Police chiefs have admitted an international climate summit in Glasgow this year could pull officers away from the day-to-day beat in the north-east and Highlands.
The Cop26 summit, due to take place in November, will likely be the largest policing operation since the 2012 Olympics in London.
Assistant Chief Constable Bernard Higgins said the scale of the event means officers from other forces in the UK will need to be brought in under Police Scotland’s command.
The potential arrival of world leaders like US President Joe Biden and Pope Francis could escalate the event significantly, he said.
Moray MP Douglas Ross asked Mr Higgins if the 11-day event would have an impact on day-to-day policing in Scotland.
Major draw on resources
Mr Ross, speaking at the Scottish Affairs Committee, said: “Do you think it’s honest and upfront to say that we’re looking at business as usual during this pandemic for other parts of Scotland?
“If 60% of the policing is going to come from within Police Scotland, it’s a long COP26 period – 11 days and there will be time before and after where there’s an involvement with the police – is it being honest to communities like Moray to say it will absolutely be business as usual?

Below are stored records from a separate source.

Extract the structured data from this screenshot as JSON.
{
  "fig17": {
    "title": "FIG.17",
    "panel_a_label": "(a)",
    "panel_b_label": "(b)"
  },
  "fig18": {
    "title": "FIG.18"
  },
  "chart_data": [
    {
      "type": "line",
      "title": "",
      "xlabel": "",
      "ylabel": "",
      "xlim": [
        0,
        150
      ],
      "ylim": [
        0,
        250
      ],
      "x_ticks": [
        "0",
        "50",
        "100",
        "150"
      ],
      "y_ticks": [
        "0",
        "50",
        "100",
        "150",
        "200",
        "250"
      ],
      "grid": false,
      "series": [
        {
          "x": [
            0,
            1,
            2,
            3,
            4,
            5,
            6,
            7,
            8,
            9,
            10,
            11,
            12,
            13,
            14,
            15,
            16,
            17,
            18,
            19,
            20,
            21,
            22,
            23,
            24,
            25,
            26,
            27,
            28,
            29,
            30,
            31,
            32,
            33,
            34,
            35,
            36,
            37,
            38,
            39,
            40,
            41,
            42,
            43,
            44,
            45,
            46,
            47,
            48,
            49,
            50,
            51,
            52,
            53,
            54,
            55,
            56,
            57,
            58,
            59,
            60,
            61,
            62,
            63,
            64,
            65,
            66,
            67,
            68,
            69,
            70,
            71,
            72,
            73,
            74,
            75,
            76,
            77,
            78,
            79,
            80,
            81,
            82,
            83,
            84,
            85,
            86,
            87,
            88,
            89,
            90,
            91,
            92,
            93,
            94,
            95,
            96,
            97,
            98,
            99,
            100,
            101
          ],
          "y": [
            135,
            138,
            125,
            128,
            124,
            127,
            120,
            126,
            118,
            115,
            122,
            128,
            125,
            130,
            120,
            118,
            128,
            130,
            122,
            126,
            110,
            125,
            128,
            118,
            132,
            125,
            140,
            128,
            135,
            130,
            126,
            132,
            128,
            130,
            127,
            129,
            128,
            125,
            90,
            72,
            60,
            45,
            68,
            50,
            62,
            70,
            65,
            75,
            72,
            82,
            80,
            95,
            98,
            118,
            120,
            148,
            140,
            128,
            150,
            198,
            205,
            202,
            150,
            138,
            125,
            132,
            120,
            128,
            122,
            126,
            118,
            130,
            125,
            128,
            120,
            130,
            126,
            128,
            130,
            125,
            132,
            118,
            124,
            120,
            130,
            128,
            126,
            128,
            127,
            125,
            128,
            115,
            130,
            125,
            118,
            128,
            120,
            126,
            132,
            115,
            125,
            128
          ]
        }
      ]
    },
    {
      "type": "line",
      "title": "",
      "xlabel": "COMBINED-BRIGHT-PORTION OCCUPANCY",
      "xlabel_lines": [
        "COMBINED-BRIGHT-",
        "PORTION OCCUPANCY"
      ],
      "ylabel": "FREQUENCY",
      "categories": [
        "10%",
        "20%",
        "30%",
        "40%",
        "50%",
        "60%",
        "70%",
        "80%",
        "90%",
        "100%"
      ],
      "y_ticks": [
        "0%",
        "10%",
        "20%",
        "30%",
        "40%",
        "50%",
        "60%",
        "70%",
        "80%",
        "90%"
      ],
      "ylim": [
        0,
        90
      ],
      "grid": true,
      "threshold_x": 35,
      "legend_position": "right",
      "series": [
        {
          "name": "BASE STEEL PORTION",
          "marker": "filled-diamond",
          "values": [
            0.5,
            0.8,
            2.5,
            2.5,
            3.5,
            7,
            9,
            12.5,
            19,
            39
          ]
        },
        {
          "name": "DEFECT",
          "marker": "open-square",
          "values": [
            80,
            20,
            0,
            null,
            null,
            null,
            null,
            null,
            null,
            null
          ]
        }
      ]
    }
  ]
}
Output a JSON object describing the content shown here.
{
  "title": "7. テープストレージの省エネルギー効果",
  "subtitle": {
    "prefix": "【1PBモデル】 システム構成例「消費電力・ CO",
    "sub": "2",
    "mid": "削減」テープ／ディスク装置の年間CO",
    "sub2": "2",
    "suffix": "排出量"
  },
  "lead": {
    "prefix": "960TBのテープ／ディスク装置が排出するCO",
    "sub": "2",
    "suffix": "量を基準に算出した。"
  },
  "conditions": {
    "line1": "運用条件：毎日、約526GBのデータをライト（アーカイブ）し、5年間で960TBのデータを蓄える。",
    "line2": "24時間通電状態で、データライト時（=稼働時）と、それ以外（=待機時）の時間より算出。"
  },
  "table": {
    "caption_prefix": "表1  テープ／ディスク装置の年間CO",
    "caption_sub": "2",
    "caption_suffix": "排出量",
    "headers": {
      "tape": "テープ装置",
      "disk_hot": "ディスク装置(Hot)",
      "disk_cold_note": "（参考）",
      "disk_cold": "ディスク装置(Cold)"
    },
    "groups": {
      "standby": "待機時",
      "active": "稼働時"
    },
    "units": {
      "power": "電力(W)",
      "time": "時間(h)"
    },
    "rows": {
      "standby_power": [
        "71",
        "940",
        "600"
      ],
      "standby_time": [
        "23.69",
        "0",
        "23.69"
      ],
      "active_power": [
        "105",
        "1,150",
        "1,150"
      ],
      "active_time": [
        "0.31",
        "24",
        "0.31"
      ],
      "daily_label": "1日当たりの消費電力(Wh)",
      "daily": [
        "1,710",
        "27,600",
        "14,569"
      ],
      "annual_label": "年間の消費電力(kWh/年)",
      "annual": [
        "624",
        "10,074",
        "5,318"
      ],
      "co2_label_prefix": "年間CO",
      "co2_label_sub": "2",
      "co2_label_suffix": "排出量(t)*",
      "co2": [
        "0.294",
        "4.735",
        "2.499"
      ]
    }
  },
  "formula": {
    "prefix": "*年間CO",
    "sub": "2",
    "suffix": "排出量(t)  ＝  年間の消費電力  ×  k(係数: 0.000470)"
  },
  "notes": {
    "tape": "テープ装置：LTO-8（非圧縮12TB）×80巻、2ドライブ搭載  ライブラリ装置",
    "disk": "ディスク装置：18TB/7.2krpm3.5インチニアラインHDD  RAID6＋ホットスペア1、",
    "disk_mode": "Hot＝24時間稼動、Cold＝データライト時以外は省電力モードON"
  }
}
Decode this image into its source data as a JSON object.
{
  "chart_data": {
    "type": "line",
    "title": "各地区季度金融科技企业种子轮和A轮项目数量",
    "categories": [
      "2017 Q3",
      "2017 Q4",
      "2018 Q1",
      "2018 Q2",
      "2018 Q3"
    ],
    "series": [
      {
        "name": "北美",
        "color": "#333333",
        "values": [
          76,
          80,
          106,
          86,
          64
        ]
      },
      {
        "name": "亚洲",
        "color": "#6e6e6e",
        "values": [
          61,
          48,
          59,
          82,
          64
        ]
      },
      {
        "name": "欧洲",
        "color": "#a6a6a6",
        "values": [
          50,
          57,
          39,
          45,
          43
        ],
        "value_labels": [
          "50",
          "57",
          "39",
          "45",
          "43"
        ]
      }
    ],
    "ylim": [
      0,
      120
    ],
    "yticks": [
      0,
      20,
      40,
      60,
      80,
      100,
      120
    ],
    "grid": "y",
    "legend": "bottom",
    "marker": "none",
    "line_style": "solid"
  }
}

“Or should we understand that there will be a limitation in terms of what the police can do because of this major draw on the resources nationwide?”
Mr Higgins responded: “What we are trying to achieve is to minimise the impact as far as reasonably practical on business as usual.
“We have cancelled annual leave for that period, officers will no doubt be working beyond their normal hours, but I cannot give an absolute guarantee that there won’t be some impact on business as usual.”
He added: “What I can guarantee is our strategic objective is to try to the best of our ability to minimise any impact it will have on business as usual and absolutely things like 999 calls, assistance calls, they absolutely need to be prioritised and continued to be responded to as promptly as we currently do.”